Russia has shown itself to be an aggressive cyber actor, launching cyberattacks against democratic states, such as the United States, Ukraine, and the United Kingdom. On January 14, 2022, Ukraine accused Russian “cyber troops” of being behind the massive cyberattack against several of its government agencies, Voice of America reported.
The attack hit various Ukrainian ministries, including the Security and Defense Council and the Cabinet of Ministers, temporarily disabling them for several hours leaving only threatening messages. “Be afraid and expect the worst,” Voice of America reported.
The Security Service of Ukraine (SSU) said in a statement that more than 70 state websites faced attacks, with 10 of them experiencing interference. “There are certain signs indicating involvement of hacker groups associated with Russian special services in the incident,” the agency said.
The malware program WhisperGate recently launched against Ukraine fits with Russian tactics, said the U.S. magazine MIT Technology Review on January 21. “These hacking offensives could spill out globally,” the magazine reported.
The attack was a reminder of the many tools that Russian President Vladimir Putin uses to weaken Ukraine. Russia supplements its military efforts with tactics such as cyberattacks, disinformation, and propaganda to exacerbate political tensions and undermine Ukrainians’ faith in their government and in democracy itself, the U.S. magazine Politico reported on January 16.

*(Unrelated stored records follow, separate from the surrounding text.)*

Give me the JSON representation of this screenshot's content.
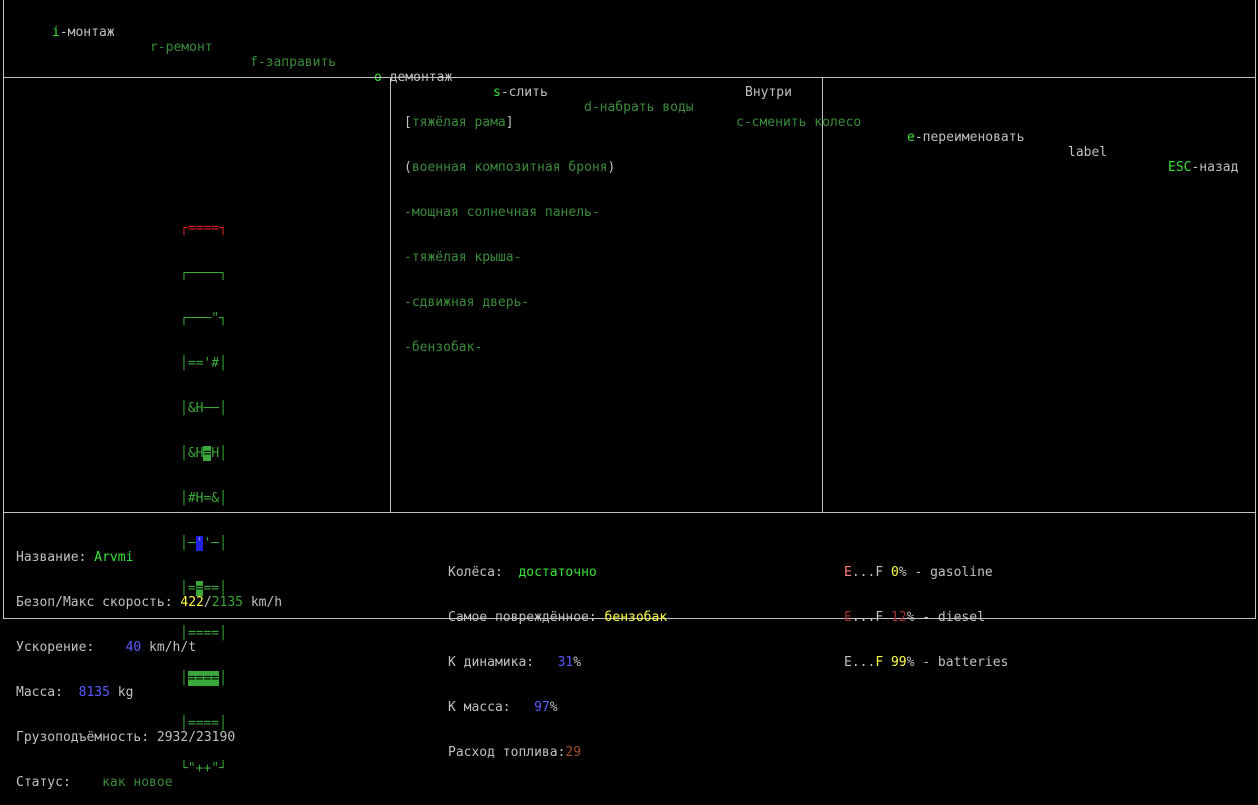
{
  "menu": [
    {
      "key": "i",
      "label": "-монтаж",
      "active": true
    },
    {
      "key": "r",
      "label": "-ремонт",
      "active": false
    },
    {
      "key": "f",
      "label": "-заправить",
      "active": false
    },
    {
      "key": "o",
      "label": "-демонтаж",
      "active": true
    },
    {
      "key": "s",
      "label": "-слить",
      "active": true
    },
    {
      "key": "d",
      "label": "-набрать воды",
      "active": false
    },
    {
      "key": "c",
      "label": "-сменить колесо",
      "active": false
    },
    {
      "key": "e",
      "label": "-переименовать",
      "active": true
    },
    {
      "key": "",
      "label": "label",
      "active": true
    },
    {
      "key": "ESC",
      "label": "-назад",
      "active": true
    }
  ],
  "parts_header": "Внутри",
  "parts": [
    {
      "prefix": "[",
      "name": "тяжёлая рама",
      "suffix": "]"
    },
    {
      "prefix": "(",
      "name": "военная композитная броня",
      "suffix": ")"
    },
    {
      "prefix": "-",
      "name": "мощная солнечная панель",
      "suffix": "-"
    },
    {
      "prefix": "-",
      "name": "тяжёлая крыша",
      "suffix": "-"
    },
    {
      "prefix": "-",
      "name": "сдвижная дверь",
      "suffix": "-"
    },
    {
      "prefix": "-",
      "name": "бензобак",
      "suffix": "-"
    }
  ],
  "vehicle_map": [
    {
      "text": "┌====┐",
      "color": "#e02020"
    },
    {
      "text": "┌────┐",
      "color": "#3aa83a"
    },
    {
      "text": "┌───\"┐",
      "color": "#3aa83a"
    },
    {
      "text": "│=='#│",
      "color": "#3aa83a"
    },
    {
      "text": "│&H──│",
      "color": "#3aa83a"
    },
    {
      "text": "│&H=H│",
      "color": "#3aa83a"
    },
    {
      "text": "│#H=&│",
      "color": "#3aa83a"
    },
    {
      "text": "│─''─│",
      "color": "#3aa83a"
    },
    {
      "text": "│====│",
      "color": "#3aa83a"
    },
    {
      "text": "│====│",
      "color": "#3aa83a"
    },
    {
      "text": "│====│",
      "color": "#3aa83a"
    },
    {
      "text": "│====│",
      "color": "#3aa83a"
    },
    {
      "text": "└\"++\"┘",
      "color": "#3aa83a"
    }
  ],
  "stats": {
    "name_label": "Название: ",
    "name_value": "Arvmi",
    "speed_label": "Безоп/Макс скорость: ",
    "speed_safe": "422",
    "speed_sep": "/",
    "speed_max": "2135",
    "speed_unit": " km/h",
    "accel_label": "Ускорение:    ",
    "accel_value": "40",
    "accel_unit": " km/h/t",
    "mass_label": "Масса:  ",
    "mass_value": "8135",
    "mass_unit": " kg",
    "cargo_label": "Грузоподъёмность: ",
    "cargo_value": "2932/23190",
    "status_label": "Статус:    ",
    "status_value": "как новое"
  },
  "stats2": {
    "wheels_label": "Колёса:  ",
    "wheels_value": "достаточно",
    "damaged_label": "Самое повреждённое: ",
    "damaged_value": "бензобак",
    "dyn_label": "К динамика:   ",
    "dyn_value": "31",
    "dyn_unit": "%",
    "kmass_label": "К масса:   ",
    "kmass_value": "97",
    "kmass_unit": "%",
    "fuel_label": "Расход топлива:",
    "fuel_value": "29"
  },
  "fuel": [
    {
      "e": "E",
      "dots": "...",
      "f": "F",
      "pct": "0",
      "rest": "% - gasoline",
      "ecolor": "#ff8080",
      "pctcolor": "#ffff40"
    },
    {
      "e": "E",
      "dots": "...",
      "f": "F",
      "pct": "12",
      "rest": "% - diesel",
      "ecolor": "#a03030",
      "pctcolor": "#a03030"
    },
    {
      "e": "E",
      "dots": "...",
      "f": "F",
      "pct": "99",
      "rest": "% - batteries",
      "ecolor": "#c0c0c0",
      "pctcolor": "#ffff40"
    }
  ],
  "colors": {
    "active_key": "#39e339",
    "inactive": "#3a8a3a",
    "blue": "#5a5aff",
    "yellow": "#ffff40",
    "brown": "#a05030"
  }
}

The SSU said to have thwarted more than 2,000 cyberattacks against government electronic resources and critical strategic infrastructure in 2021. Several of the attackers were members of the Armageddon hacker group, operated under the Russian Federal Security Service.
Brute force
According to MIT Technology Review, Russia has a long history of aggressive cyber operations against Ukraine, some of them initially directed at Ukrainian private companies that spilled over and destroyed systems worldwide, such as the 2017 NotPetya cyberattack. In 2015 and 2016, Russian hackers attacked Ukraine’s power grid, MIT Technology Review also reported.
Russian hackers are also responsible for the “interference in U.S. and French elections, and the Olympics opening ceremony hack in the wake of a Russian doping controversy that left the country excluded from the games,” the magazine reported.

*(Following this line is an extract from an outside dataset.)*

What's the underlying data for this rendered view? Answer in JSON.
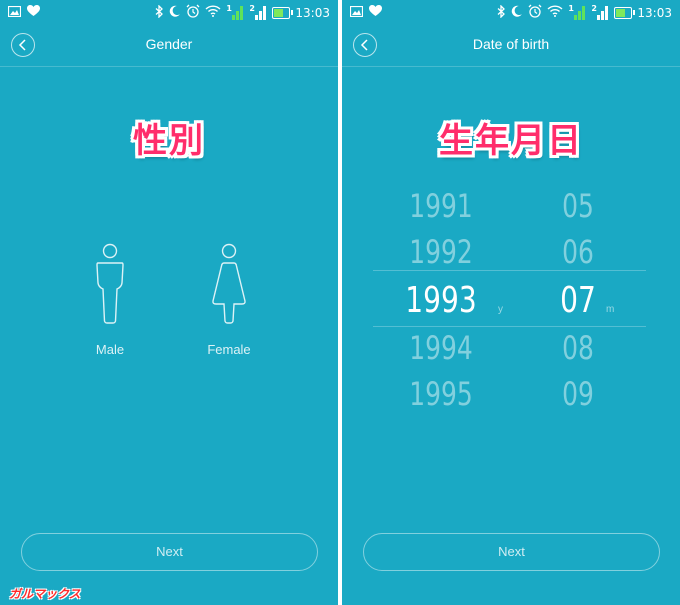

In June 2021, the United States and the United Kingdom warned that Russian military intelligence has been waging a “cyber brute force” campaign against private organizations and government entities since 2019, Voice of America said.
Other nations, such as Colombia, have also faced significant cyberattacks.
In January 2021, the Colombian government condemned cyberattacks against several of its websites, allegedly conducted from Russia “to obtain information on infrastructure, the energy sector, and the oil sector,” the Colombian newspaper El Nacional reported. In a statement, Moscow rejected Colombia’s accusations.
Destabilizing the global system
The 2021 Microsoft Digital Defense Report said that “58 percent of all cyberattacks observed by Microsoft from nation-states have come from Russia […]. The top three countries targeted by Russian nation-states actors were the United States, Ukraine, and the U.K.”
Russia denies using cyber weapons offensively, but Putin has said that “patriotic hackers” may take it upon themselves to defend the country’s interests online, Bloomberg reported.